Wenn aber ein Stärkerer
über ihn kommt und überwindet ihn, so nimmt er ihm seine
Rüstung, auf die er sich verließ, und verteilt die Beute.
Wer
nicht mit mir ist, der ist gegen mich; und wer nicht mit mir sammelt, der
zerstreut.

Predigt

Einleitung

„ – eine Wundergeschichte, eine
Geschichte voller mythologischer Anschauungen, eine Geschichte geprägt vom
antiken Weltbild. Eigentlich keine Geschichte für uns, uns
aufgeklärte Menschen.“

Liebe Gemeinde, gerade wir Menschen im Zeitalter
des modernen aufgeklärten Denkens, gerade wir haben nur schwer einen
Zugang zu solchen Geschichten und legen sie daher meist recht vorschnell ad
acta.

Zweifellos gehört diese Geschichte der Zeit
des uralten, längst überholten Weltbildes an: hier die finstere Welt
der Dämonen – dort die lautere, befreiende Kraft Gottes.

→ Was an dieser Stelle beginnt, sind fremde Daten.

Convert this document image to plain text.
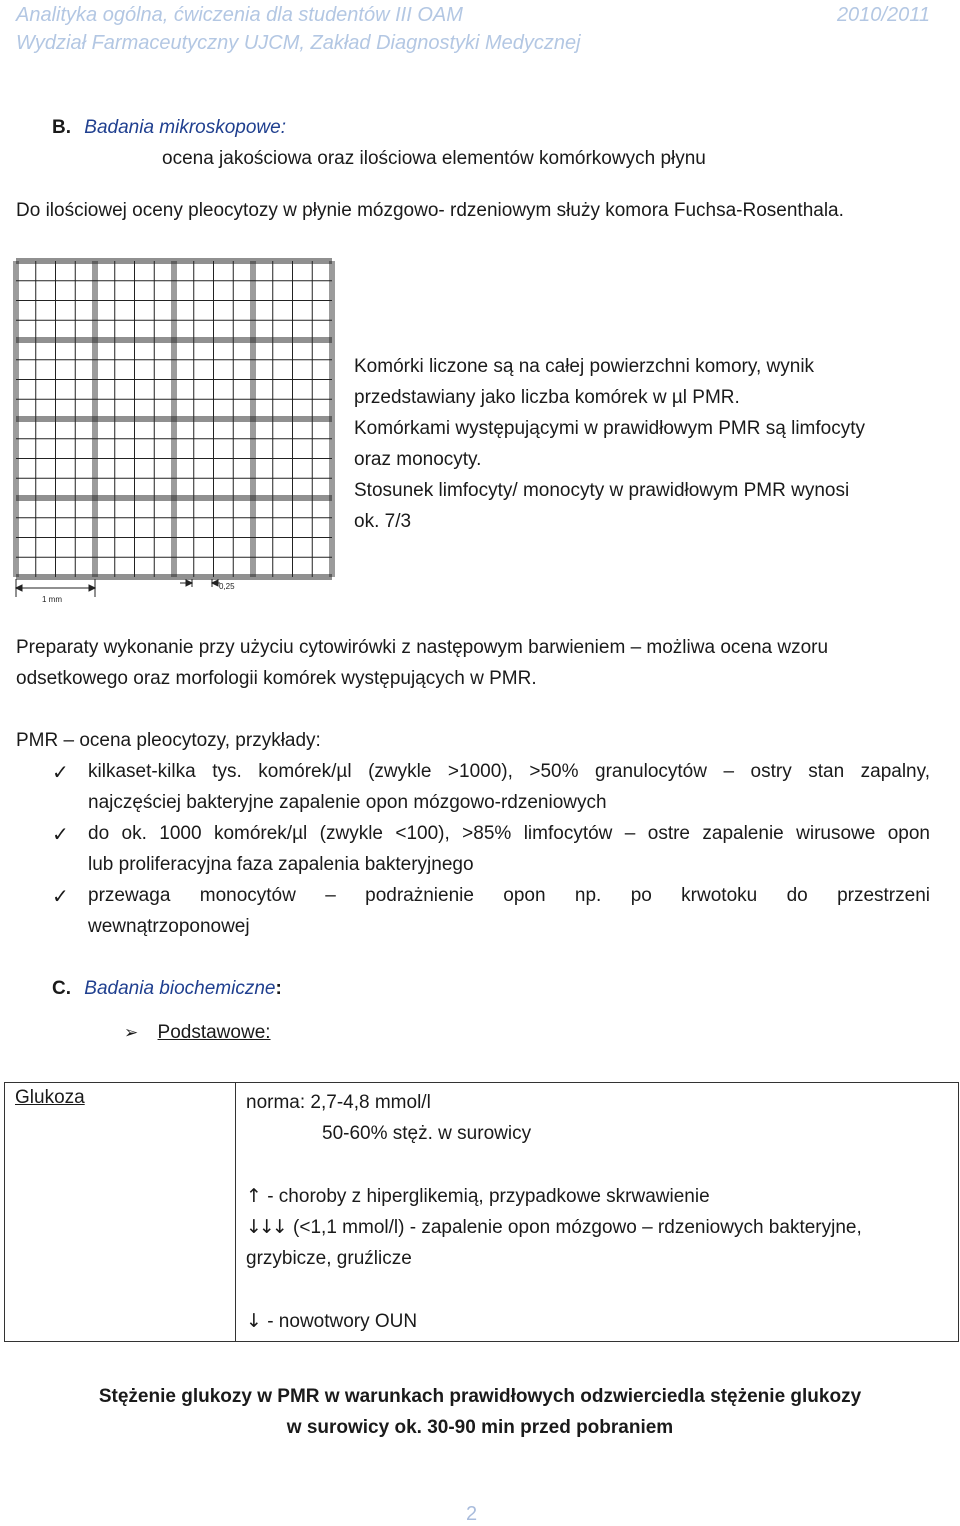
Analityka ogólna, ćwiczenia dla studentów III OAM
Wydział Farmaceutyczny UJCM, Zakład Diagnostyki Medycznej
2010/2011
B. Badania mikroskopowe:
ocena jakościowa oraz ilościowa elementów komórkowych płynu
Do ilościowej oceny pleocytozy w płynie mózgowo- rdzeniowym służy komora Fuchsa-Rosenthala.
1 mm
0,25
Komórki liczone są na całej powierzchni komory, wynik
przedstawiany jako liczba komórek w µl PMR.
Komórkami występującymi w prawidłowym PMR są limfocyty
oraz monocyty.
Stosunek limfocyty/ monocyty w prawidłowym PMR wynosi
ok. 7/3
Preparaty wykonanie przy użyciu cytowirówki z następowym barwieniem – możliwa ocena wzoru
odsetkowego oraz morfologii komórek występujących w PMR.
PMR – ocena pleocytozy, przykłady:
✓ kilkaset-kilka tys. komórek/µl (zwykle >1000), >50% granulocytów – ostry stan zapalny,
najczęściej bakteryjne zapalenie opon mózgowo-rdzeniowych
✓ do ok. 1000 komórek/µl (zwykle <100), >85% limfocytów – ostre zapalenie wirusowe opon
lub proliferacyjna faza zapalenia bakteryjnego
✓ przewaga monocytów – podrażnienie opon np. po krwotoku do przestrzeni
wewnątrzoponowej
C. Badania biochemiczne:
➢ Podstawowe:
Glukoza	norma: 2,7-4,8 mmol/l
50-60% stęż. w surowicy
↑ - choroby z hiperglikemią, przypadkowe skrwawienie
↓↓↓ (<1,1 mmol/l) - zapalenie opon mózgowo – rdzeniowych bakteryjne,
grzybicze, gruźlicze
↓ - nowotwory OUN
Stężenie glukozy w PMR w warunkach prawidłowych odzwierciedla stężenie glukozy
w surowicy ok. 30-90 min przed pobraniem
2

Zweifellos steht die thematisierte exorzistische
Praxis in Widerspruch zur modernen Medizin: Geistige, psychische oder auch
organische Krankheiten als Besessenheit zu deuten und mit Exorzismen zu heilen
zu versuchen, das gehört – Gott sei Dank! – der Vergangenheit
an.

Zweifellos lässt sich die Genese solcher
Vorstellungen von Satan und dem Dämonenfürsten Beelzebul aus der
antiken Religionsgeschichte ableiten: Satan, im Hiobbuch himmlischer
Ankläger der Menschen, avanciert im Frühjudentum zur
widergöttlichen Macht. Und Beelzebul geht auf den Namen des Gottes von
Ekron Baal-Sebul („Herr der Erhabenheit“) zurück, der im Alten
Testament in Baal-Sebub („Herr der Fliegen“) verballhornt wurde. Wir
wissen das. Allenfalls noch hier und da Gegenstand exegetischer
Erörterung.

Eine Geschichte also nur für die Menschen
damals?
Aber doch keine Geschichte mehr für uns?

Es gibt allerdings auch Theologen, die hier anders
denken. Ernst Käsemann zum Beispiel, der – ohne das Recht und die
Notwendigkeit von Entmythologisierung bestreiten zu wollen – gerade uns
akademischen und aufgeklärten Menschen ins Gewissen redet, wenn er
schreibt: „Die Wohlstandsgesellschaft des weißen Mannes mag
über Dämonen lachen. Sie kann es aber nur, weil sie blind, taub,
gefühllos und dumm über den Schatten ihrer technischen Erfolge, ihrer
brutal verteidigten Privilegien, ihrer traditionellen Vorurteile nicht
hinausschaut. […] Man verdrängt täglich, daß unsere Erde
für die Mehrzahl ihrer Bewohner eine Hölle ist […].“(1)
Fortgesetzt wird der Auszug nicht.